Woman in the mirror (The Spanish shawl) (1924) by Archimede Bresciani da GazoldoMuseo d'Arte Moderna dell'Alto Mantovano
The work was presented for the first time in Brescia in 1925. The Spanish Shawl represents a woman wrapped in a mantón de Manila, a very large shawl. But the subject does not refer to flamenco, neither the movements of the bailaora, nor to the sensual vaulting that could have magnified the attractiveness of this colored shawl and its fringes. It is, therefore, not the movements of the body that lead us by the hand into the Dionysian dimension of dance.
Archimedes' woman stands motionless in front of the mirror, while the beauty of the garment refers to Canton, where these shawls were made, and to Manila, once a Spanish colony, from which they were sent to Seville
At homeland, they would have further enriched with other very refined embroideries, to the point of creating real works of art
This is the beauty of the mantle that Archimedes exalts and restores, even in the pose of the woman who, in the perfection of the dress, as a princess of the Spanish royal family might have done, takes on a dimension of classical sculptural immobility, that is capable of exhibiting the workmanship of the mantón, its floral motifs, its elegant fringes, the magnificence of elegance.

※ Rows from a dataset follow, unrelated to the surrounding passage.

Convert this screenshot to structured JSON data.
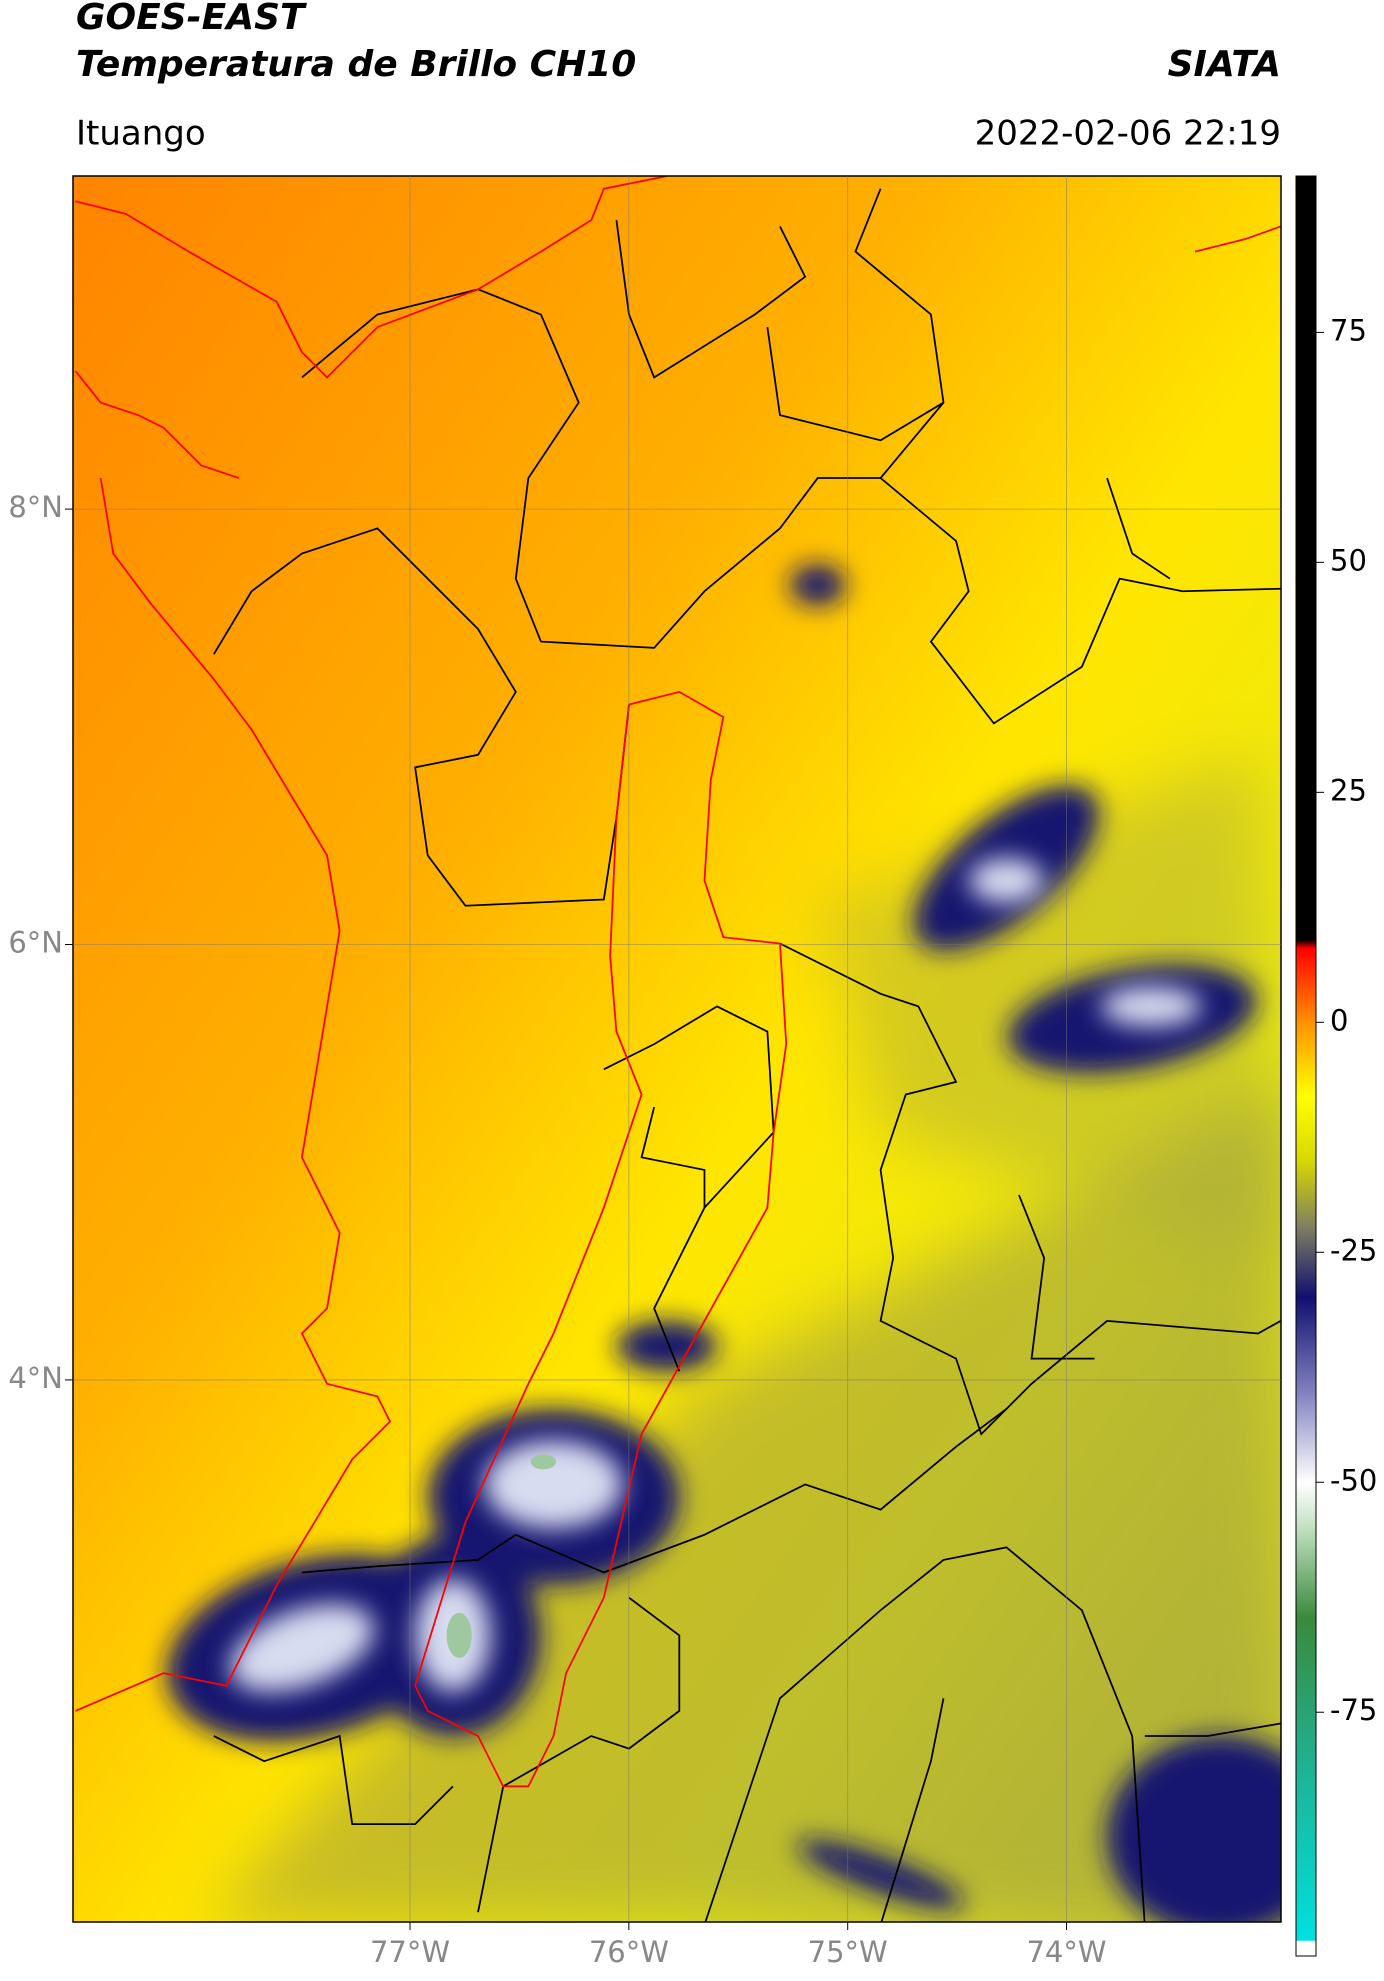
{
  "header": {
    "title": "GOES-EAST",
    "subtitle": "Temperatura de Brillo CH10",
    "source": "SIATA",
    "location": "Ituango",
    "datetime": "2022-02-06 22:19"
  },
  "map": {
    "lonlim": [
      -78.54,
      -73.02
    ],
    "latlim": [
      1.51,
      9.53
    ],
    "lonticks": [
      {
        "value": -77,
        "label": "77°W"
      },
      {
        "value": -76,
        "label": "76°W"
      },
      {
        "value": -75,
        "label": "75°W"
      },
      {
        "value": -74,
        "label": "74°W"
      }
    ],
    "latticks": [
      {
        "value": 4,
        "label": "4°N"
      },
      {
        "value": 6,
        "label": "6°N"
      },
      {
        "value": 8,
        "label": "8°N"
      }
    ],
    "grid": true
  },
  "colorbar": {
    "lim": [
      -101.5,
      92
    ],
    "ticks": [
      -75,
      -50,
      -25,
      0,
      25,
      50,
      75
    ]
  }
}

In the word of Benito Pérez Galdós (Nobel Prize for Literature in 1912) uses in Fortunata y Jacinta, wrapping yourselves in this shawl is like dressing in a pictorial masterpiece, in which the idea of the Far East is charged with exotic veins and romantic
The sense of the work, therefore, is not the daily act of looking a mirror but that of admiring oneself in the amazement of the garment.
As in a snapshot, the painter wants to focus on a figure of a patrician woman who takes pleasure in the preciousness of a garment of rare grace.
As in the best female portraits of Bresciani, the woman in the mirror shows her rank gracefully,
in the context of the damasks on the walls, in the precious rococo mirror,
in the Venetian crystal vase that Vittorio Zecchin, in the 1920s, had Venini make inspired by a vase that appeared in a painting by Paolo Caliari, known as Veronese.
And then in the carpet ...
We are in the 1920s, so the painter has acquired a full expressive maturity, moving in the wake of a painting that rejects any avant-garde temptation. He excels, as best pupil of Cesare Tallone, in the portrait, to the point of being disputed by the bourgeoisie of Milan, Mantuan and Brescia. His technical virtuosity gives him the opportunity to express now, with ease, an imaginative creativity and an aesthetic sensitivity that make him great.